MEDIA – Citing the best interests of his constituents, Congressman Joe Sestak (PA-07) helped the House pass legislation to extend current tax rates and unemployment benefits, and continue key middle class breaks from the Recovery Act passed in 2009. HR 4853, the Tax Relief, Unemployment Insurance Reauthorization, and Job Creation Act, was approved by a 277-148 margin and, having passed the Senate, was sent to the President for his signature.
The Congressman had fought hard for focusing the tax cuts on the middle class and to avoid expensive breaks for the wealthiest two percent, including a costly estate tax exemption for multi-millionaires, which are ineffective in stimulating the economy. He had voted against going on adjournment in September, among other times, when the Democratic leadership had not brought such a bill to the floor. However, he voted in favor of HR 4853 because it was the only way to avoid a tax increase on working families and provide assistance to millions of Americans looking for work in a difficult job market.
“The facts on the ground in my District make a ‘yes’ vote the clear choice on this package,” said Congressman Sestak. “Instead of a tax increase, working families will see a tax cut that will help them provide for themselves and their families in a still recovering economy. This deal is also a backdoor stimulus. By extending unemployment benefits and providing a payroll tax cut to workers, we are injecting more money into our economy to drive up consumption and demand, and lead to much more hiring. Economists, including Mark Zandi of Moody’s economy.com, have already upgraded their forecasts for next year, anticipating passage of this compromise.
“The necessity of this bill’s passage should not be confused with the outrageous process that has brought us to this point. It is galling that we did not take action until one side threatened to raise taxes on the middle class and the other side avoided the issue until after a challenging election, and I hope the lesson is learned to stand up for your principles no matter the impact on electoral prospects. The compromise is imperfect, but, at the end of the day, working families in my District and those who have lost their jobs are hurting. We cannot let these working families suffer because of the political calculation that got us to this point.”
The Congressman supported an amendment offered to adjust the estate tax provision in the bill.
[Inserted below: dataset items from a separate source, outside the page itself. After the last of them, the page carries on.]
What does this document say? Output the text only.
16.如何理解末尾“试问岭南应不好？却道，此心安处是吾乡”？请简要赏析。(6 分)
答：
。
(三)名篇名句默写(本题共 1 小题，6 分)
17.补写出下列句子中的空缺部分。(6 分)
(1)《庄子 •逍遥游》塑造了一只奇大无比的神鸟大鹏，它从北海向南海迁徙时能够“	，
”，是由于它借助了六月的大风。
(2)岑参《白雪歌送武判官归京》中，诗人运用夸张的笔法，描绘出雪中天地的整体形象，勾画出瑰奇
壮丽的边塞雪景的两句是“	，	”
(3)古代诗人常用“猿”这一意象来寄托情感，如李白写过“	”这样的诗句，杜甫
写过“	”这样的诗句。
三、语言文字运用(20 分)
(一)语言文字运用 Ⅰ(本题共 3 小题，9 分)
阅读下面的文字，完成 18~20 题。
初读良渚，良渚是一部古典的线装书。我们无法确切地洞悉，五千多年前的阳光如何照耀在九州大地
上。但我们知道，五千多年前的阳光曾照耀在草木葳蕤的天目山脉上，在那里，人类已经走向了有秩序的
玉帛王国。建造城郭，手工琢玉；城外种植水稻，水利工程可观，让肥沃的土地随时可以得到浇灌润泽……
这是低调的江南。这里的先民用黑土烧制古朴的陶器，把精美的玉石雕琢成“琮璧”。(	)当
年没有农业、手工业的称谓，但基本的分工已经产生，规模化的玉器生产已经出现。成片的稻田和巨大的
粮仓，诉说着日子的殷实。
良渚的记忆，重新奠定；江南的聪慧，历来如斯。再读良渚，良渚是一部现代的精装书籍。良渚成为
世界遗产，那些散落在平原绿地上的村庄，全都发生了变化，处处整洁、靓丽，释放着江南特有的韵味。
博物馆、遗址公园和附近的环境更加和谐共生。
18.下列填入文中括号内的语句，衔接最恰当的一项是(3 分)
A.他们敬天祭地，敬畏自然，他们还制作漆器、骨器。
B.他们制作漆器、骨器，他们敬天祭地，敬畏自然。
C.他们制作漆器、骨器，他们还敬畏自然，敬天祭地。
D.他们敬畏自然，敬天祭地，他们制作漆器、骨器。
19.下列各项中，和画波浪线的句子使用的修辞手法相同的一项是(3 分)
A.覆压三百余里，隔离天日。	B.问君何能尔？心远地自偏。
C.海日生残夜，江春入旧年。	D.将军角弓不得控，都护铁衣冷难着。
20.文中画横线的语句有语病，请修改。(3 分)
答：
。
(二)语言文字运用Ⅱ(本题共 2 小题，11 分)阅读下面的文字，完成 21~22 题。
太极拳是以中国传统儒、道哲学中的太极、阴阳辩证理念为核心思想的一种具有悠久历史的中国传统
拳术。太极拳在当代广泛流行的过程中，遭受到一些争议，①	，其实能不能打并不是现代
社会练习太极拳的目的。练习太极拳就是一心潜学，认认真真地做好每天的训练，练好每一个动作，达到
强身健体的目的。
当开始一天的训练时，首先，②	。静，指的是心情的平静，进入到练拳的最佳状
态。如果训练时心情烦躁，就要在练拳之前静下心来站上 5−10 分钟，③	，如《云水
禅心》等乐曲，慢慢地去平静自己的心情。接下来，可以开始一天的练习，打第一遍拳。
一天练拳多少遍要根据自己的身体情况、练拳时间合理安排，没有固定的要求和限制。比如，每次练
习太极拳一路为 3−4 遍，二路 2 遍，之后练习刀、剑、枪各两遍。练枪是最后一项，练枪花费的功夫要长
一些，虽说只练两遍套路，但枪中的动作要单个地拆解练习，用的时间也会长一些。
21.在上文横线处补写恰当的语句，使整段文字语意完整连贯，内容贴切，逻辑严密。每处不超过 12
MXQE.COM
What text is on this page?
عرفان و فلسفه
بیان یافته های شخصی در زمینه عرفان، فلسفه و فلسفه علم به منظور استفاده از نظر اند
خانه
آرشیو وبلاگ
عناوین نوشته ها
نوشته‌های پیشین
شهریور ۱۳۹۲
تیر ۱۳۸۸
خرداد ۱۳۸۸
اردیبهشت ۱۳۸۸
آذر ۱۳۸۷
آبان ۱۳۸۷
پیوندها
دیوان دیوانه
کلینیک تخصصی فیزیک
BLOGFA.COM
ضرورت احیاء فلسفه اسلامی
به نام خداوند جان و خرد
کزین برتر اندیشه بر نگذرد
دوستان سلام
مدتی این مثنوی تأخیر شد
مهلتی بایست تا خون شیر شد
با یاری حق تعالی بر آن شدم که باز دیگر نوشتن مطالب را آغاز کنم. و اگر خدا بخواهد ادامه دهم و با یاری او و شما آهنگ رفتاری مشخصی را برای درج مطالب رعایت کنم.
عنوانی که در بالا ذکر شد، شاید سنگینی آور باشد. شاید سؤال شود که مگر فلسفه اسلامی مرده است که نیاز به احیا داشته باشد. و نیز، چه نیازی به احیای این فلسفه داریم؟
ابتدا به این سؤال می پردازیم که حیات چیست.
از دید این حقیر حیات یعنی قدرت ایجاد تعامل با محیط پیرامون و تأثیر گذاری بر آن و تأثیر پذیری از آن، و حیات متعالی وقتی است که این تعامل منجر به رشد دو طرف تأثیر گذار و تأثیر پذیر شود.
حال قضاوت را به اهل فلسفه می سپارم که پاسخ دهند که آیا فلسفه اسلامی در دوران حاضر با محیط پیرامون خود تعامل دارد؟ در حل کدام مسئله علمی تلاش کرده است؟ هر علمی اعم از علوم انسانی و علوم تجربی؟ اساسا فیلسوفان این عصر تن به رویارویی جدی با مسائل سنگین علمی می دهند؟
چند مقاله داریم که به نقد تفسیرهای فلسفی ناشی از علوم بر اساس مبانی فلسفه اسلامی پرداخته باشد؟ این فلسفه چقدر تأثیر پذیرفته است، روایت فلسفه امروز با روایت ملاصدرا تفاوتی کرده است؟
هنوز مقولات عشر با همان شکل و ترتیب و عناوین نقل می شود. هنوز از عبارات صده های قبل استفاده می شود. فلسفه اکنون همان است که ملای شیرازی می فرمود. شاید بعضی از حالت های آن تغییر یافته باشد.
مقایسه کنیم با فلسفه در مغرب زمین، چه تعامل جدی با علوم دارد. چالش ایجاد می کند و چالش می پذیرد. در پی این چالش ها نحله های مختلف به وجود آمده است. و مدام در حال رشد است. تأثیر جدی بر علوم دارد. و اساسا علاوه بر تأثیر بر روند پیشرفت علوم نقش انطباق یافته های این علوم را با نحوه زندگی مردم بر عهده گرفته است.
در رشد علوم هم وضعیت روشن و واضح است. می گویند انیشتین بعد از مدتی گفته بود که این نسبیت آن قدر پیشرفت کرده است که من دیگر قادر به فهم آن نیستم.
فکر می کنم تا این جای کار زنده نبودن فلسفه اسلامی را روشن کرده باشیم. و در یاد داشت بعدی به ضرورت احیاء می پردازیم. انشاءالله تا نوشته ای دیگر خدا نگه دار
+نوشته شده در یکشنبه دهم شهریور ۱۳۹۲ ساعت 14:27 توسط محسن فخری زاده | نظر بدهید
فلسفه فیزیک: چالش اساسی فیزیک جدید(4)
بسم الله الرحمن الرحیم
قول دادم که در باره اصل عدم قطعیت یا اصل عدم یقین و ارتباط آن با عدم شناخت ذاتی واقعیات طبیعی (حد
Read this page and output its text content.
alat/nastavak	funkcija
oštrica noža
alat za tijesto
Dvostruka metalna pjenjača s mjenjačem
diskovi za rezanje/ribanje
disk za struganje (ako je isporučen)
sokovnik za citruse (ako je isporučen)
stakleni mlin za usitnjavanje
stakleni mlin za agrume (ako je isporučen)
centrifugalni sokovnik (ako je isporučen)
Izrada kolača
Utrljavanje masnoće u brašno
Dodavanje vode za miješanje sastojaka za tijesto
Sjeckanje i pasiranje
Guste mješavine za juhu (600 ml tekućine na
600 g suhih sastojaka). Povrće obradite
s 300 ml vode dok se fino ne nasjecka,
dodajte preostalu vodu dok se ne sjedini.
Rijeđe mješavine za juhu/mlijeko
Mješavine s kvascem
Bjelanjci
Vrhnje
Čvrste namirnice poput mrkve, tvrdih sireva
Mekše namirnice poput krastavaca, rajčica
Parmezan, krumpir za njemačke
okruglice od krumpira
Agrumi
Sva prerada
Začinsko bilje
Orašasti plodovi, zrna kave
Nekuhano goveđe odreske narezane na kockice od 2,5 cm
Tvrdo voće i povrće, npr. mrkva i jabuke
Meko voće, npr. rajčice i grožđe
The change would have saved $23 billion and affected only 6,600 of the wealthiest multi-millionaires in 2011. Although it failed, Congressman Sestak voted for the final bill because he believed the potential risk of allowing tax rates to increase for all families in this fragile economic recovery was too great.
The bill, passed today takes the following steps:
- Temporarily extends — for two years, through 2012 — the reduced tax rates and other tax benefits enacted in 2001 and 2003 that expire on December 31. The extension of these tax cuts, which would apply to all income levels, would cost $407.6 billion over 10 years, according to the Joint Committee on Taxation (JCT).
- Extends unemployment insurance for 13 months.
- Allows small businesses to deduct all of their capital expenditures for one year.
- Cuts the payroll tax paid by employees by two percentage points for one year.
- Reduces the maximum estate tax rate to 35%, while increasing the exemption amount to $5 million.
- Provides a two-year “patch” to prevent the alternative minimum tax (AMT) from affecting 25 million taxpayers.
Specific tax provisions extended include:
- Reduced Marginal Rates — Extends through 2012 the 10% bracket created under the 2001 tax law, and also retains the reduced marginal rates of 25%, 28%, 33%, and 35% bracket.
- Capital Gains & Dividends — Extends for two years the reduced 15% maximum tax rate for capital gains and dividends, as well as the 0% rate for those in the lowest two tax brackets.
- Child Tax Credit — Extends through 2012 the maximum child tax credit of $1,000 as well as provisions that expand eligibility for the refundable credit.
- “Marriage Penalty” Relief — Extends for two years the size of the 15% tax bracket and the standard deduction for married couples filing a joint tax return intended to prevent the “marriage penalty” that led some joint filers to pay more than they would as unmarried individuals filing separately.
- EITC — Extends through 2012 the rules that simplified and expanded eligibility for the Earned Income Tax Credit (EITC) and increases the income range at which the credit phases out for married couples.